- As the country deals with a nationwide surge in COVID-19 cases after the easing of its “zero-COVID” policy, China’s manufacturing contracted for a third consecutive month in December
- According to data released by the National Bureau of Statistics, the country’s monthly purchasing managers’ index declined to 47.0 from 48.0 in November
- Other sub-indexes in the manufacturing sector, such as those for major companies, production and demand, also declined compared to November
BEIJING, China: As the country deals with a nationwide surge in COVID-19 cases after the easing of its “zero-COVID” policy, China’s manufacturing contracted for a third consecutive month in December, the largest decline since early 2020.
According to data released by the National Bureau of Statistics, the country’s monthly purchasing managers’ index declined to 47.0 from 48.0 in November, with a figure below 50 indicating a contraction.
Other sub-indexes in the manufacturing sector, such as those for major companies, production and demand, also declined compared to November.
This decline was the worst since February 2020 during the start of the COVID-19 pandemic.
The country of 1.4 billion is now facing a nationwide outbreak, with authorities no longer publishing a daily tally of COVID-19 infections.

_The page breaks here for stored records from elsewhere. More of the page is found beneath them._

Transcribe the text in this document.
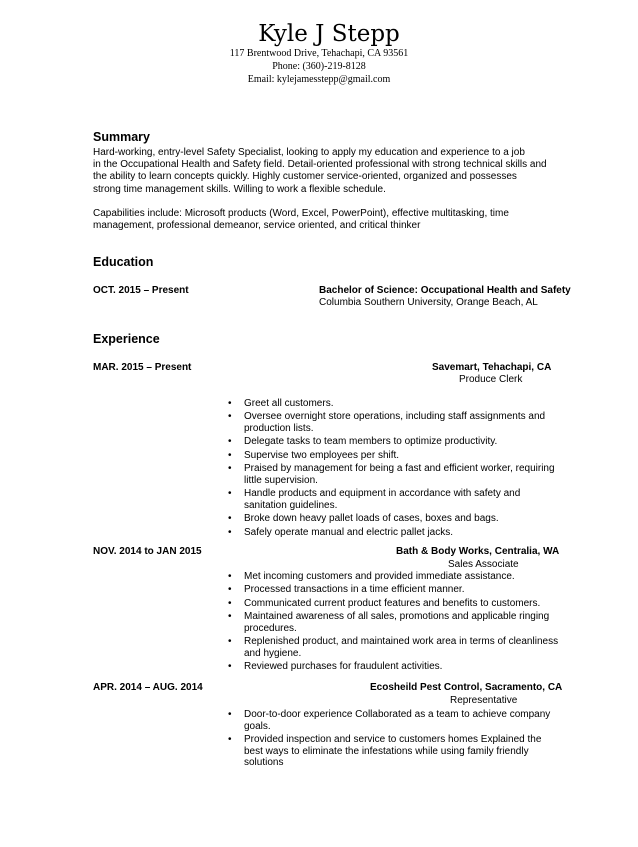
Kyle J Stepp
117 Brentwood Drive, Tehachapi, CA 93561
Phone: (360)-219-8128
Email: kylejamesstepp@gmail.com
Summary
Hard-working, entry-level Safety Specialist, looking to apply my education and experience to a job
in the Occupational Health and Safety field. Detail-oriented professional with strong technical skills and
the ability to learn concepts quickly. Highly customer service-oriented, organized and possesses
strong time management skills. Willing to work a flexible schedule.
Capabilities include: Microsoft products (Word, Excel, PowerPoint), effective multitasking, time
management, professional demeanor, service oriented, and critical thinker
Education
OCT. 2015 – Present	Bachelor of Science: Occupational Health and Safety
Columbia Southern University, Orange Beach, AL
Experience
MAR. 2015 – Present	Savemart, Tehachapi, CA
Produce Clerk
• Greet all customers.
• Oversee overnight store operations, including staff assignments and production lists.
• Delegate tasks to team members to optimize productivity.
• Supervise two employees per shift.
• Praised by management for being a fast and efficient worker, requiring little supervision.
• Handle products and equipment in accordance with safety and sanitation guidelines.
• Broke down heavy pallet loads of cases, boxes and bags.
• Safely operate manual and electric pallet jacks.
NOV. 2014 to JAN 2015	Bath & Body Works, Centralia, WA
Sales Associate
• Met incoming customers and provided immediate assistance.
• Processed transactions in a time efficient manner.
• Communicated current product features and benefits to customers.
• Maintained awareness of all sales, promotions and applicable ringing procedures.
• Replenished product, and maintained work area in terms of cleanliness and hygiene.
• Reviewed purchases for fraudulent activities.
APR. 2014 – AUG. 2014	Ecosheild Pest Control, Sacramento, CA
Representative
• Door-to-door experience Collaborated as a team to achieve company goals.
• Provided inspection and service to customers homes Explained the best ways to eliminate the infestations while using family friendly solutions
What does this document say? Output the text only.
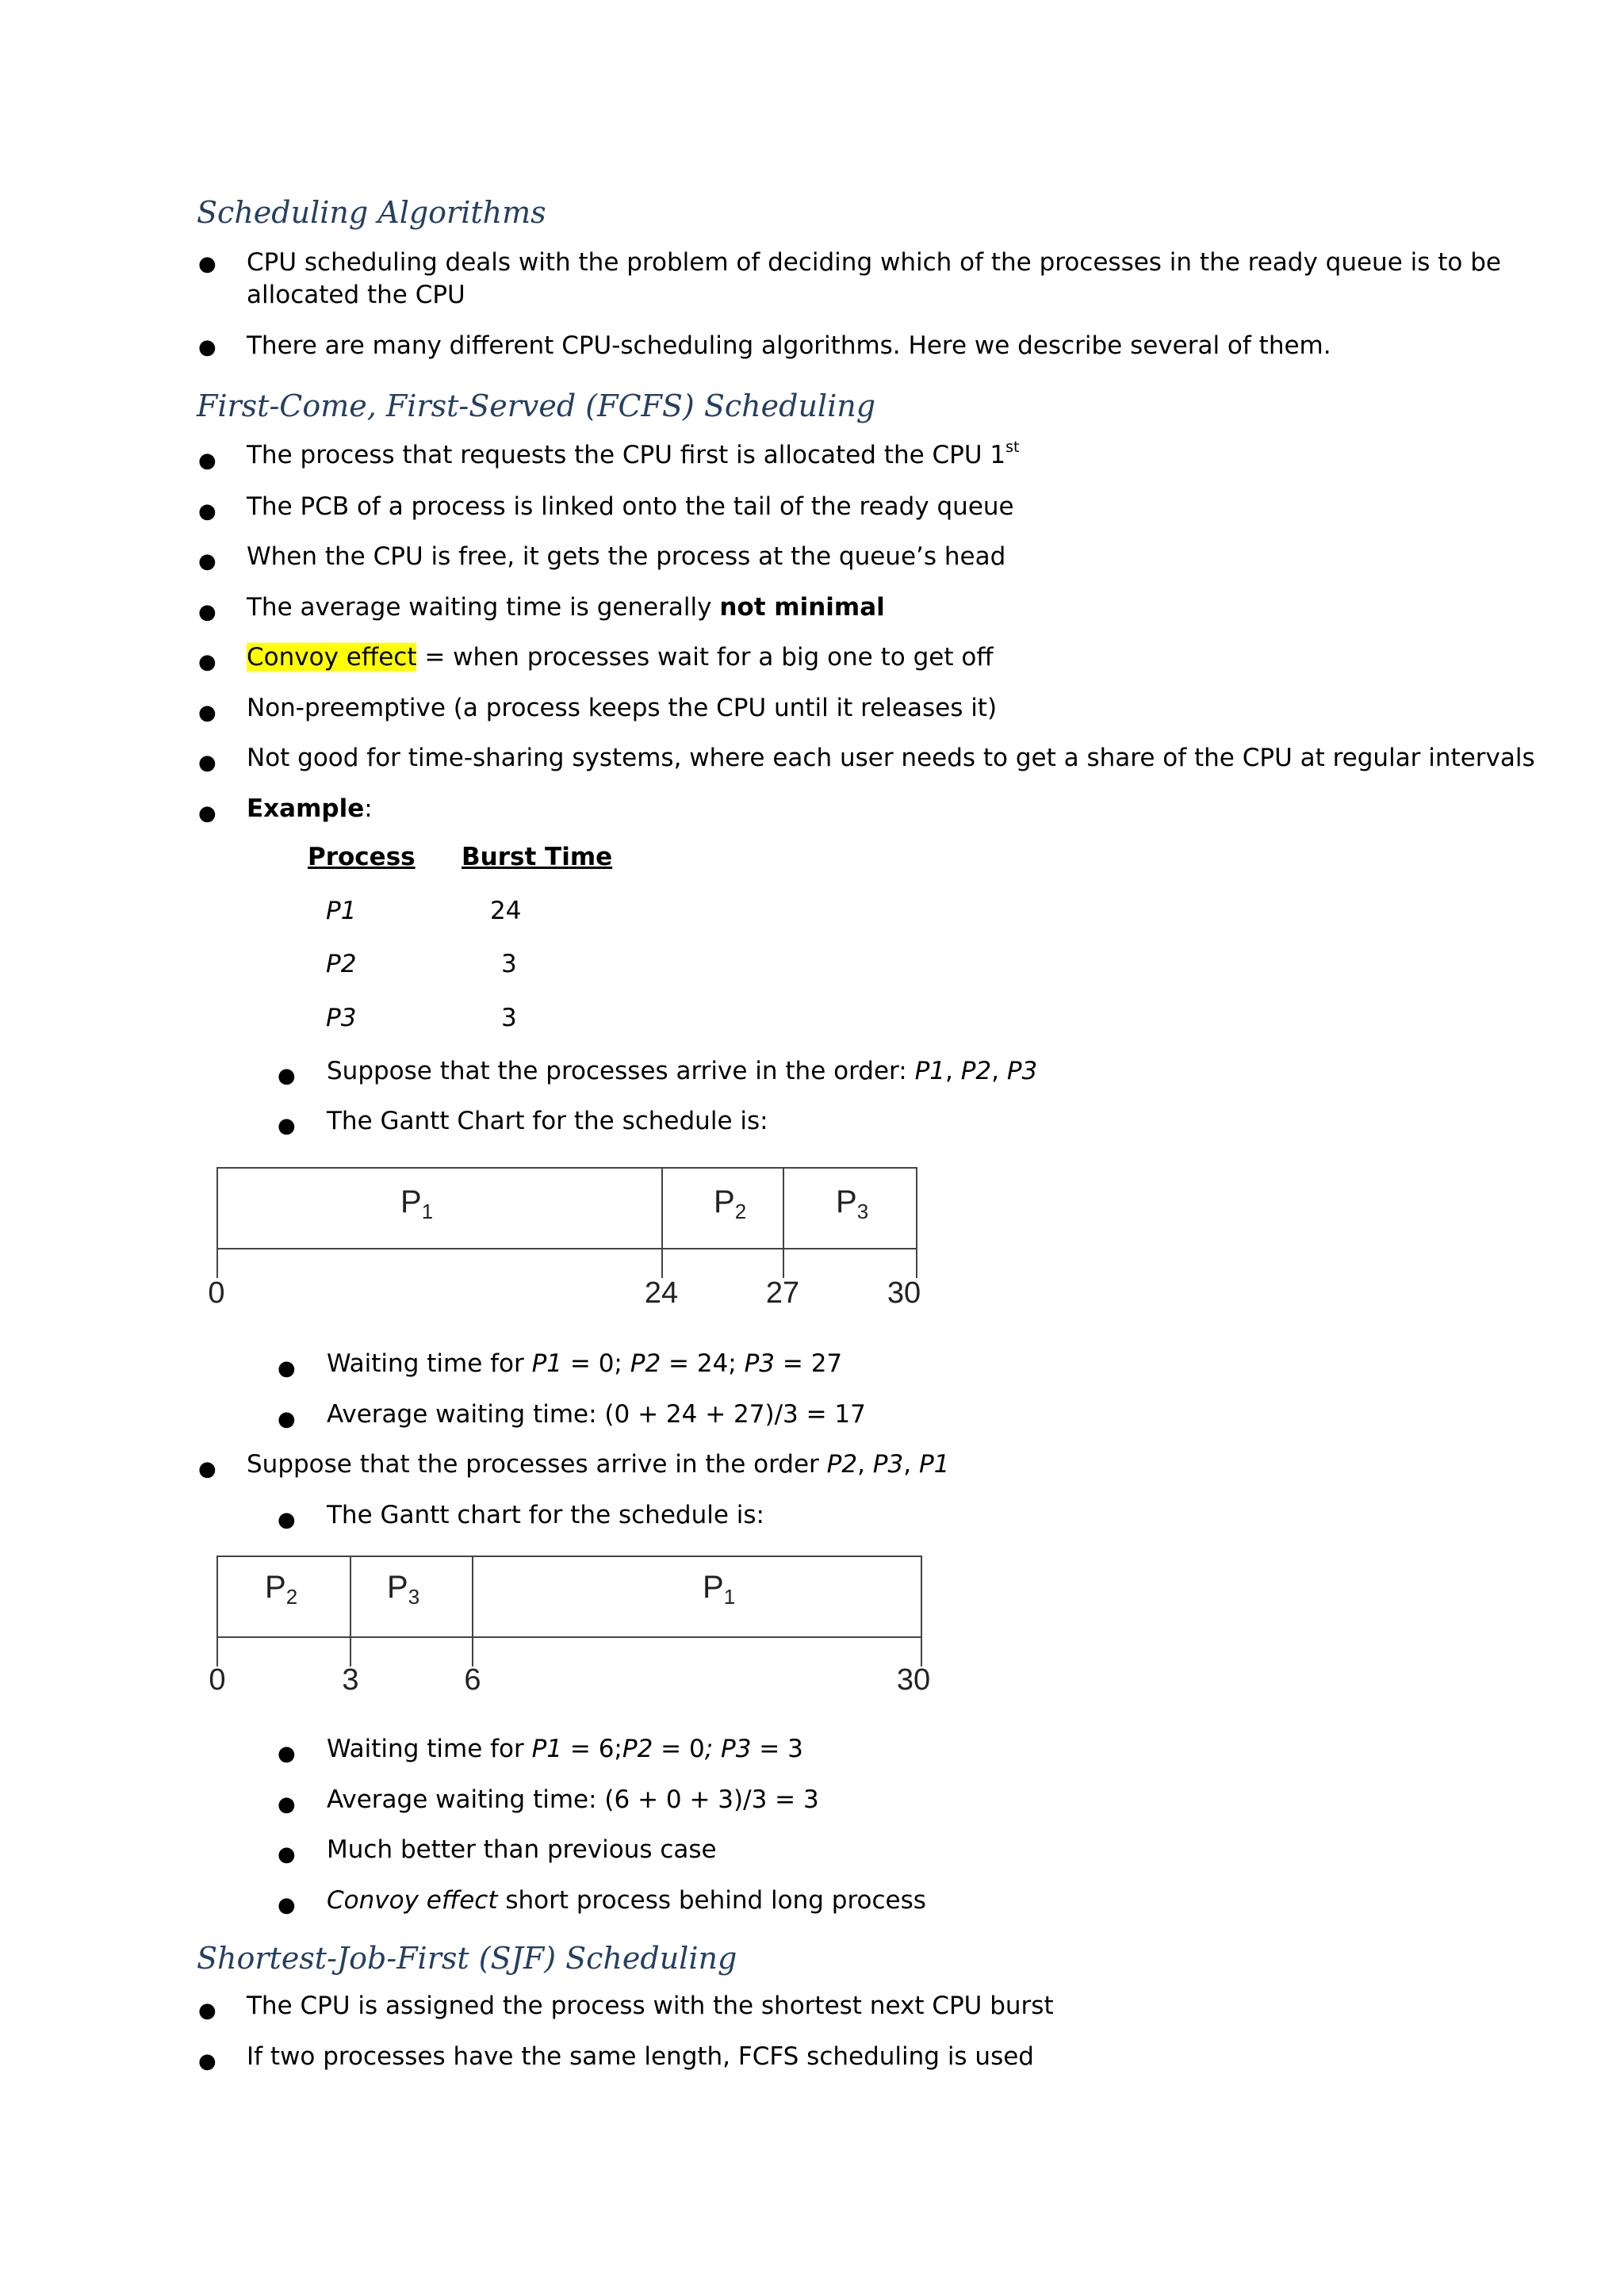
Scheduling Algorithms
● CPU scheduling deals with the problem of deciding which of the processes in the ready queue is to be
allocated the CPU
● There are many different CPU-scheduling algorithms. Here we describe several of them.
First-Come, First-Served (FCFS) Scheduling
● The process that requests the CPU first is allocated the CPU 1st
● The PCB of a process is linked onto the tail of the ready queue
● When the CPU is free, it gets the process at the queue’s head
● The average waiting time is generally not minimal
● Convoy effect = when processes wait for a big one to get off
● Non-preemptive (a process keeps the CPU until it releases it)
● Not good for time-sharing systems, where each user needs to get a share of the CPU at regular intervals
● Example:
Process Burst Time
P1	24
P2	3
P3	3
● Suppose that the processes arrive in the order: P1, P2, P3
● The Gantt Chart for the schedule is:
$P_1$	$P_2$	$P_3$
0	24	27	30
● Waiting time for P1 = 0; P2 = 24; P3 = 27
● Average waiting time: (0 + 24 + 27)/3 = 17
● Suppose that the processes arrive in the order P2, P3, P1
● The Gantt chart for the schedule is:
$P_2$	$P_3$	$P_1$
0	3	6	30
● Waiting time for P1 = 6;P2 = 0; P3 = 3
● Average waiting time: (6 + 0 + 3)/3 = 3
● Much better than previous case
● Convoy effect short process behind long process
Shortest-Job-First (SJF) Scheduling
● The CPU is assigned the process with the shortest next CPU burst
● If two processes have the same length, FCFS scheduling is used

In a published analysis of the December data, Zhao Qinghe, senior economist at the statistics bureau, said, “Some surveyed companies reported that due to the impact of the epidemic, the logistics and transportation manpower was insufficient, and delivery time had been extended,” as quoted by Reuters.
In December, the purchasing managers’ index covering the country’s non-manufacturing sector also dropped to 41.6, compared with 46.7 in November.
China is expected to miss its goal of 5.5 percent economic growth this year, with forecasters cutting their outlook to as low as 3 percent in annual growth, which would be the second lowest since the 1980s.